The self-steering bus developed by California Partners for Advanced Transit and Highways follows magnetic strips embedded in the road, although drivers still handle acceleration and braking and can take full control of the bus at any time.Cool. I am a big fan of buses over light rail because of their greater flexibility and lower costs to implement. I am especially impressed with Curitiba's system. Adding self-steering systems that will allow buses to go faster sounds good to me, and also a good way to speed up the day when self driving cars are available.
During the demo, the coach traveled in a perfectly straight line before pulling into a bus stop and stopping one centimeter from the curb.
Magnetic guidance technology uses magnetic markers embedded every 1.2 meters (4 feet) down the center of the lane and onboard sensors to track them. Alternating the polarity of the magnets creates a code that a computer aboard the bus reads to determine the buses' latitudinal and longitudinal position. A bus doing 60 mph can process data from 88 feet of roadway in less than one second, and the system is robust enough to withstand real-world abuse, says Wei-Bin Zhang, who leads the project.
The precision demonstrated by the recent test would shave seconds off the time needed to load and unload passengers at a bus, allowing buses to run routes with greater reliability and punctuality. Precise control also could allow bus lanes to be narrowed from 12 feet (the current standard) to 10.

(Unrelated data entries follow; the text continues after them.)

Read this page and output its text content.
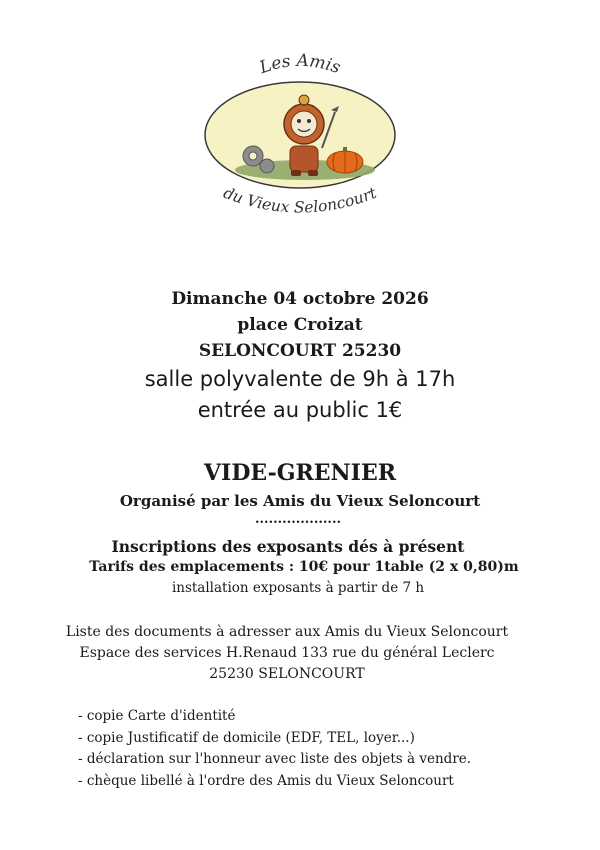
Les Amis
du Vieux Seloncourt
Dimanche 04 octobre 2026
place Croizat
SELONCOURT 25230
salle polyvalente de 9h à 17h
entrée au public 1€
VIDE-GRENIER
Organisé par les Amis du Vieux Seloncourt
...................
Inscriptions des exposants dés à présent
Tarifs des emplacements : 10€ pour 1table (2 x 0,80)m
installation exposants à partir de 7 h
Liste des documents à adresser aux Amis du Vieux Seloncourt
Espace des services H.Renaud 133 rue du général Leclerc
25230 SELONCOURT
- copie Carte d'identité
- copie Justificatif de domicile (EDF, TEL, loyer...)
- déclaration sur l'honneur avec liste des objets à vendre.
- chèque libellé à l'ordre des Amis du Vieux Seloncourt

The technology's also relatively cheap. A bus rapid transit system proposed by AC Transit would cost about $273 million, but adding magnetic guidance technology to make it behave more like light rail adds only $5 million. The Valley Transportation Agency, which serves the region around San Jose, California, also has taken a look at the system and determined it would cost $128 million compared to $393 million for light rail.